Una multitud se acercó este martes a las inmediaciones de Casa Rosada donde se llevó a cabo el acto central a 50 años del Golpe de Estado.
Allí, organizaciones sociales y de Derechos Humanos leyeron un documento. “Esta historia no se cierra hasta encontrar al último de los nietos robados por la dictadura”, aseguraron. “Qué digan dónde están”, exigieron.
“La verdad nos permite conocer qué es lo que pasó con nuestro origen. Somos la mayor victoria de la democracia”, indicaron. Al cuestionar la postura del Gobierno, que relativiza la cifra de desaparecidos, los organismos señalaron que “son 30 mil y fue genocidio”.

“La dictadura os robó de nuestras familias, como un botín de guerra. Nos quisieron condenar a olvidar nuestros orígenes y nuestra historia”, expresaron en la lectura.
En otro tramo de su discurso, detallaron las condiciones del cautiverio impuesto por la dictadura. “Mantenían a nuestras madres embarazadas con vida, en las peores condiciones. Esos bebes éramos ocultados, robados, inscriptos con otra identidad”, subrayaron.

“Con su impunidad creyeron que nadie nos iba a encontrar, pero desconocían la lucha y el amor de las Madres y Abuelas”, agregaron.

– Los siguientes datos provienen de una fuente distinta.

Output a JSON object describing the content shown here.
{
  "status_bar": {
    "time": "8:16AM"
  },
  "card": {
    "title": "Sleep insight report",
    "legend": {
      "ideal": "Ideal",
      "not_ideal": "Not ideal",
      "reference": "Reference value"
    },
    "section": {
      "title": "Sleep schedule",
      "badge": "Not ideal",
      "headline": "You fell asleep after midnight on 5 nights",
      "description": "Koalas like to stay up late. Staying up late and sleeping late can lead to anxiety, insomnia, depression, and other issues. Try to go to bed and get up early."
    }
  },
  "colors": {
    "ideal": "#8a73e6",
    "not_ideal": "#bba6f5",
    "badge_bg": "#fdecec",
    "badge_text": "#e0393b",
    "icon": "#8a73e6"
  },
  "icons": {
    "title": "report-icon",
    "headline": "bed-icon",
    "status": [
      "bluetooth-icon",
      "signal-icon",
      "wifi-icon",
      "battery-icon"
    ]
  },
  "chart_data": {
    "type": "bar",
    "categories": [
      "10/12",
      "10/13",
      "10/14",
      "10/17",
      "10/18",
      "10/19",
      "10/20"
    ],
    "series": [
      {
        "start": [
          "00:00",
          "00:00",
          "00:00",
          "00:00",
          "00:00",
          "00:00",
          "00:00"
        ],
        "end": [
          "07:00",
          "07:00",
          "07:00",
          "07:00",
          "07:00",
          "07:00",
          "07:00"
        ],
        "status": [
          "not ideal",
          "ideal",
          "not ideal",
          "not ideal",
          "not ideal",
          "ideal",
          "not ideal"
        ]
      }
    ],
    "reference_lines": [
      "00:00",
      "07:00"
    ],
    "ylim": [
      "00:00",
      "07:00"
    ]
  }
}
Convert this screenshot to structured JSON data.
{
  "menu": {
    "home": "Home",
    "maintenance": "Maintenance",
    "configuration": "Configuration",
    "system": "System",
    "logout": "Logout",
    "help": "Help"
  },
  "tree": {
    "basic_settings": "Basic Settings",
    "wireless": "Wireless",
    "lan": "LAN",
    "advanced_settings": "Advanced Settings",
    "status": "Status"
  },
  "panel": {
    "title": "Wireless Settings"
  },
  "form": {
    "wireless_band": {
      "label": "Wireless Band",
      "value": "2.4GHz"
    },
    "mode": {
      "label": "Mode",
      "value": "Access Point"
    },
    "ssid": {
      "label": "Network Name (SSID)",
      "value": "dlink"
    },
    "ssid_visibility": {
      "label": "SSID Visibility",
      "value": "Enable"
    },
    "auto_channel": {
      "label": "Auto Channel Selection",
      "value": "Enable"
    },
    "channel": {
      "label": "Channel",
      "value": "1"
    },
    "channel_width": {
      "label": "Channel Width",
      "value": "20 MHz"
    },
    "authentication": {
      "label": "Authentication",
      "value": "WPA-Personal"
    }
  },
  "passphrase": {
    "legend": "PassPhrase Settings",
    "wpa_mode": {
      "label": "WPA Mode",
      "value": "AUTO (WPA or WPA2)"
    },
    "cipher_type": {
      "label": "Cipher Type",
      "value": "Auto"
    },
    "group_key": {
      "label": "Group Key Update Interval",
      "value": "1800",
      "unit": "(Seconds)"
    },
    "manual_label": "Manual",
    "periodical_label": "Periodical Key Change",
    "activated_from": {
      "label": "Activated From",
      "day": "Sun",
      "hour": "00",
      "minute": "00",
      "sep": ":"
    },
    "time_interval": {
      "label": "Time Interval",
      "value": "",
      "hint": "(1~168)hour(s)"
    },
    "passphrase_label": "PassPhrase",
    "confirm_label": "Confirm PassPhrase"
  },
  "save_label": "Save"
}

Y sentenciaron: “Si las abuelas pudieron contra la dictadura y la sociedad que miraba para otro lado, hoy tenemos que seguir trabajando para encontrar a los nietos y nietas”.

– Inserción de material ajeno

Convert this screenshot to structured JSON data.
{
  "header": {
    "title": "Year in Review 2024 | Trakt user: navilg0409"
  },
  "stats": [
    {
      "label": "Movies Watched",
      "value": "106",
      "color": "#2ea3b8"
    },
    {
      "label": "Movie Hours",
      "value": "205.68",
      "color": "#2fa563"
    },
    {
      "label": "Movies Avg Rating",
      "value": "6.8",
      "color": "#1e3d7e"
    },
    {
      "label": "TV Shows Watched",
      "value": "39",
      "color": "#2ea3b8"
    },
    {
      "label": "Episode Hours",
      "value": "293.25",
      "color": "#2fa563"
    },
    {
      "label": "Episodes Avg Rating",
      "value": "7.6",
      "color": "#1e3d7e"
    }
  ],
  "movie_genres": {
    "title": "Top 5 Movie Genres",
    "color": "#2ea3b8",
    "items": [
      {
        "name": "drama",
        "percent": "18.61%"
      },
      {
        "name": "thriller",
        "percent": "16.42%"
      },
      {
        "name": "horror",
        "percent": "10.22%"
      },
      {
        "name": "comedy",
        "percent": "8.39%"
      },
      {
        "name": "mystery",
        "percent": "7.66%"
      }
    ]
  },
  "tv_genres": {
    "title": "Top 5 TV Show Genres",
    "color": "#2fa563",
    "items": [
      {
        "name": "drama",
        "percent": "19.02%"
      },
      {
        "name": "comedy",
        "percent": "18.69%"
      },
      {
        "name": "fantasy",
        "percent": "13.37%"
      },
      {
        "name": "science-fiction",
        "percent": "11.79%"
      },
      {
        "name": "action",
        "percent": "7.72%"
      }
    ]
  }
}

Sobre el final de la lectura también pidieron por “Cristina libre”, en referencia a la expresidenta Cristina Kirchner, que está detenida y condenada a 6 años de prisión.
La lectura del documento, que redactaron las Abuelas y Madres de Plaza de Mayo, tuvo a la titular de Abuelas de Plaza de Mayo, Estela de Carlotto; la referente de Madres de Plaza de Mayo-Línea Fundadora, Taty Almeida, y al Premio Nobel de la Paz Adolfo Pérez Esquivel sentados en primera fila. Y palabras cargadas con un pedido al Gobierno en torno a la cifra de desaparecidos. Porque no faltaron los cuestionamientos al presidente Javier Milei y la vicepresidenta Victoria Villarruel.